IBMers don't need credentials to access the internal instance of the STAC service. 

This data connector allows you to save files as netcdf or tif. The `get_data(..)` method has a parameter called `save_file`. If you set `save_file` to a path that ends with `nc` then it will save as netcdf. If you set to a path that ends with `tif` it will save as tif files.


### Example data
To download a pair of example label files from Copernicus Emergency Management Service, use the `rapid_mapping_geojson_downloader` function as follows:

```bash
python -c "from terrakit.general_utils.labels_downloader import rapid_mapping_geojson_downloader;\
rapid_mapping_geojson_downloader(event_id='748', aoi='01', monitoring_number='05', version='v1', dest='docs/examples/test_wildfire_vector');\
rapid_mapping_geojson_downloader(event_id='801', aoi='01', monitoring_number='02', 
version='v1', dest='docs/examples/test_wildfire_vector');"
```

---
## Development setup

Git clone this repo:

```bash
git clone git@github.com/terrastackai/terrakit.git
cd terrakit
```

Install `uv` package manger using `pip install uv`, then install the package dependencies:

```bash
uv sync
```

Test out TerraKit:

```bash
uv run python -c "from terrakit import DataConnector; dc = DataConnector(connector_type='nasa_earthdata')"
```

### Setup dev dependencies

Install dev dependencies
```bash
uv sync --group dev
```

If needed, dev dependencies can be excluded using the following:
```bash
uv sync --no-group dev
```

Check venv is set up as expected:
```bash
uv venv check
```


To install a new package and include it in the uv environment:
```bash
uv add <new_package>; uv sync.
```

###  Install pre-commit

Install the `.pre-commit-config.yaml`:
```bash
uv run pre-commit install
```
> **_NOTE:_** _Follow the steps under [Detect secrets](#detect-secrets) to install the IBM Detect Secrets library used by one of the pre-commit hooks._

To run pre-commit tasks which include ruff format, pytest, pytest coverage, detect secrets and mypy:
```bash
uv run pre-commit
```

The pre-commit tasks will run before as part of a `git commit` command. If any of the pre-commit tasks fail, `git commit` will also fail.
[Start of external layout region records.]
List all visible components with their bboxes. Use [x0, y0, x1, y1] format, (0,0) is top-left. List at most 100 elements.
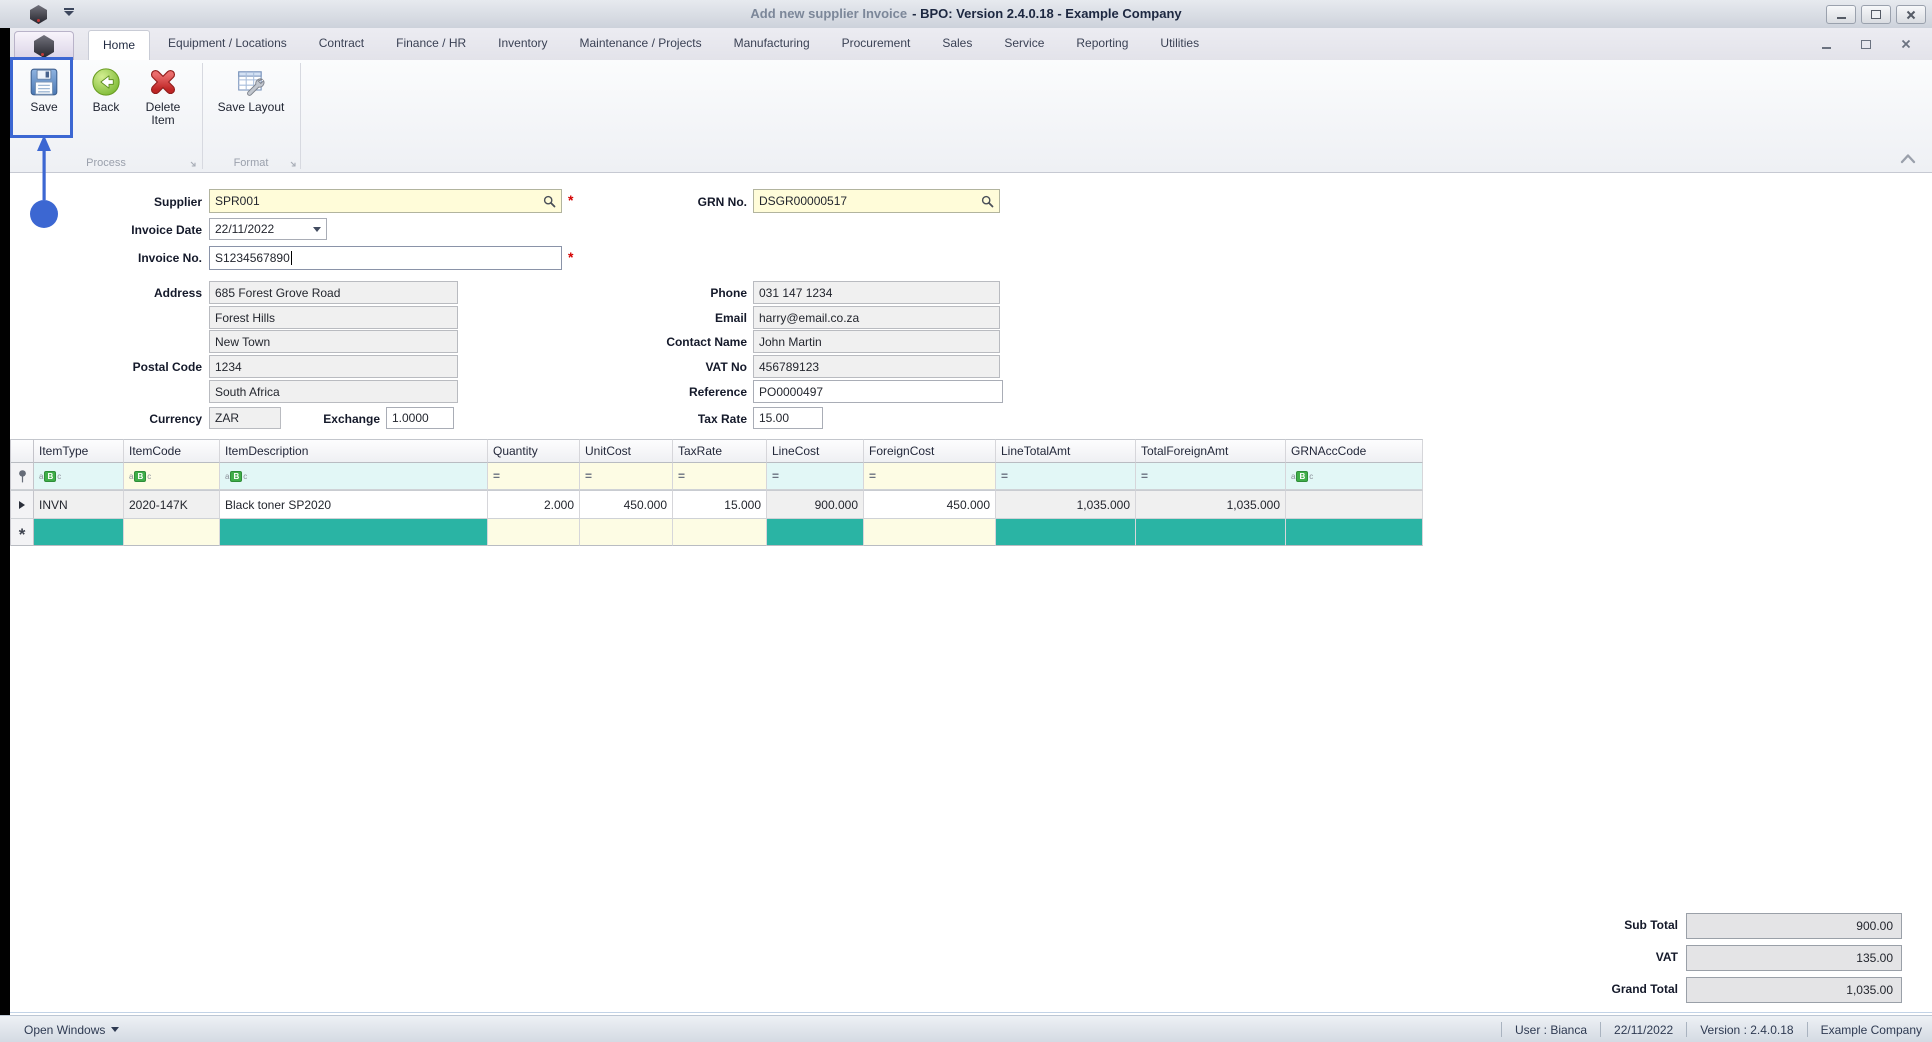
ribbon-toolbar: Save Back Delete Item — [10, 60, 1932, 173]
supplier-field[interactable]: SPR001 — [209, 189, 562, 213]
minimize-button[interactable] — [1826, 5, 1856, 24]
grid-cell-ForeignCost[interactable]: 450.000 — [864, 490, 996, 519]
dialog-launcher-icon[interactable] — [189, 160, 197, 168]
grn-no-field[interactable]: DSGR00000517 — [753, 189, 1000, 213]
grid-header-row: ItemType ItemCode ItemDescription Quantity U… — [11, 439, 1423, 463]
address-line1-value: 685 Forest Grove Road — [215, 285, 341, 300]
grid-newrow-ItemType[interactable] — [34, 519, 124, 546]
current-row-arrow-icon — [19, 500, 25, 509]
tab-service[interactable]: Service — [1004, 36, 1045, 50]
grid-header-GRNAccCode[interactable]: GRNAccCode — [1286, 439, 1423, 463]
tab-utilities[interactable]: Utilities — [1160, 36, 1200, 50]
grid-filter-ForeignCost[interactable]: = — [864, 463, 996, 490]
grid-cell-Quantity[interactable]: 2.000 — [488, 490, 580, 519]
status-separator — [1686, 1022, 1688, 1037]
grid-header-LineTotalAmt[interactable]: LineTotalAmt — [996, 439, 1136, 463]
grid-cell-ItemDescription[interactable]: Black toner SP2020 — [220, 490, 488, 519]
mdi-restore-button[interactable] — [1858, 36, 1874, 52]
status-version: Version : 2.4.0.18 — [1700, 1022, 1794, 1037]
tab-maintenance-projects[interactable]: Maintenance / Projects — [579, 36, 702, 50]
grid-cell-TaxRate[interactable]: 15.000 — [673, 490, 767, 519]
grid-cell-ItemType[interactable]: INVN — [34, 490, 124, 519]
status-separator — [1501, 1022, 1502, 1037]
format-group-label: Format — [233, 157, 269, 169]
grid-filter-TotalForeignAmt[interactable]: = — [1136, 463, 1286, 490]
mdi-minimize-button[interactable] — [1818, 36, 1834, 52]
exchange-field[interactable]: 1.0000 — [386, 407, 454, 429]
tab-manufacturing[interactable]: Manufacturing — [733, 36, 810, 50]
tab-finance-hr[interactable]: Finance / HR — [396, 36, 467, 50]
tab-inventory[interactable]: Inventory — [498, 36, 548, 50]
grid-header-ItemType[interactable]: ItemType — [34, 439, 124, 463]
open-windows-button[interactable]: Open Windows — [24, 1023, 120, 1037]
grid-cell-TotalForeignAmt[interactable]: 1,035.000 — [1136, 490, 1286, 519]
grid-header-UnitCost[interactable]: UnitCost — [580, 439, 673, 463]
reference-field[interactable]: PO0000497 — [753, 380, 1003, 403]
grid-newrow-LineTotalAmt[interactable] — [996, 519, 1136, 546]
grid-newrow-TaxRate[interactable] — [673, 519, 767, 546]
tab-equipment-locations[interactable]: Equipment / Locations — [168, 36, 287, 50]
grid-newrow-ForeignCost[interactable] — [864, 519, 996, 546]
email-field: harry@email.co.za — [753, 306, 1000, 329]
grid-cell-ItemCode[interactable]: 2020-147K — [124, 490, 220, 519]
process-group-label: Process — [86, 157, 126, 169]
grid-cell-LineTotalAmt[interactable]: 1,035.000 — [996, 490, 1136, 519]
tax-rate-field[interactable]: 15.00 — [753, 407, 823, 429]
restore-button[interactable] — [1861, 5, 1891, 24]
supplier-lookup-icon[interactable] — [543, 195, 556, 208]
delete-item-button[interactable]: Delete Item — [134, 66, 192, 127]
dialog-launcher-icon[interactable] — [289, 160, 297, 168]
save-button[interactable]: Save — [18, 66, 70, 114]
back-button[interactable]: Back — [82, 66, 130, 114]
close-button[interactable] — [1896, 5, 1926, 24]
grid-header-ItemCode[interactable]: ItemCode — [124, 439, 220, 463]
application-menu-button[interactable] — [14, 31, 74, 61]
grid-filter-LineTotalAmt[interactable]: = — [996, 463, 1136, 490]
tab-reporting[interactable]: Reporting — [1076, 36, 1129, 50]
grid-newrow-ItemCode[interactable] — [124, 519, 220, 546]
invoice-date-dropdown-icon[interactable] — [313, 226, 321, 232]
grid-filter-LineCost[interactable]: = — [767, 463, 864, 490]
grid-newrow-ItemDescription[interactable] — [220, 519, 488, 546]
mdi-close-icon — [1901, 39, 1911, 49]
grid-cell-UnitCost[interactable]: 450.000 — [580, 490, 673, 519]
quick-access-dropdown-icon[interactable] — [64, 8, 74, 16]
grid-header-TaxRate[interactable]: TaxRate — [673, 439, 767, 463]
mdi-minimize-icon — [1821, 47, 1831, 49]
grid-header-TotalForeignAmt[interactable]: TotalForeignAmt — [1136, 439, 1286, 463]
invoice-date-field[interactable]: 22/11/2022 — [209, 218, 327, 240]
grid-newrow-LineCost[interactable] — [767, 519, 864, 546]
tab-procurement[interactable]: Procurement — [841, 36, 911, 50]
collapse-ribbon-button[interactable] — [1898, 151, 1918, 166]
grid-cell-LineCost[interactable]: 900.000 — [767, 490, 864, 519]
grid-header-ForeignCost[interactable]: ForeignCost — [864, 439, 996, 463]
tab-sales[interactable]: Sales — [942, 36, 973, 50]
grid-header-ItemDescription[interactable]: ItemDescription — [220, 439, 488, 463]
line-items-grid: ItemType ItemCode ItemDescription Quantity U… — [10, 439, 1423, 546]
grid-filter-TaxRate[interactable]: = — [673, 463, 767, 490]
grid-newrow-GRNAccCode[interactable] — [1286, 519, 1423, 546]
mdi-close-button[interactable] — [1898, 36, 1914, 52]
sub-total-field: 900.00 — [1686, 913, 1902, 939]
grid-cell-GRNAccCode[interactable] — [1286, 490, 1423, 519]
grid-newrow-TotalForeignAmt[interactable] — [1136, 519, 1286, 546]
exchange-value: 1.0000 — [392, 411, 429, 425]
grid-header-Quantity[interactable]: Quantity — [488, 439, 580, 463]
invoice-no-field[interactable]: S1234567890 — [209, 246, 562, 270]
grn-lookup-icon[interactable] — [981, 195, 994, 208]
tab-contract[interactable]: Contract — [318, 36, 365, 50]
text-cursor — [290, 251, 292, 265]
save-layout-button[interactable]: Save Layout — [206, 66, 296, 114]
grid-header-LineCost[interactable]: LineCost — [767, 439, 864, 463]
contact-name-label: Contact Name — [666, 335, 747, 349]
grid-newrow-UnitCost[interactable] — [580, 519, 673, 546]
grid-filter-UnitCost[interactable]: = — [580, 463, 673, 490]
grid-newrow-Quantity[interactable] — [488, 519, 580, 546]
tab-home[interactable]: Home — [88, 30, 151, 60]
grid-filter-Quantity[interactable]: = — [488, 463, 580, 490]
Please resolve any issues before re running `git commit`.

### Ruff usage

Run the Ruff formatter on the given files or directories
```bash
ruff format <file or directory name>
```

Use the [ruff.tool] > ignore section to include rules which should be ignored.

```
[tool.ruff]
target-version = "py310"
line-length = 120
ignore = [
    "Q000" # allow single quotes
]
```

### Detect secrets
Install IBM detect secrets:

```bash
uv pip install --upgrade "git+https://github.com/ibm/detect-secrets.git@master#egg=detect-secrets"
```
Run the following command from within the root directory to scan it for existing secrets, logging the results in .secrets.baseline.

```bash
uv run detect-secrets scan --update .secrets.baseline
```

### Running pytests

To run all unit tests:
```bash
uv run pytest
```

To complete a pytest coverage report:
```bash
uv run pytest --cov=src/terrakit tests/
```

### Running integration tests

```bash
uv run python tests/integration_tests/dev.py
```

## Add a new data connectors
To add a new data connector, use the [connector_template.py](terrakit/download/connector_template.py) as a starting point. The new connector should implement the `list_collection`, `find_data` and `get_data` functions and extend the `Connector` class from the `terrakit.download.connector` module. Finally update [terrakit.py](./terrakit/terrakit.py) to enable the new connector to be selected.

To also include new tests for the new connector, please make use of [test_connector_template.py](tests/component_tests/download/data_connectors/test_connector_template.py).

Make sure to also update the documentation. Each data connector has a separate markdown file making it easy to add new docs.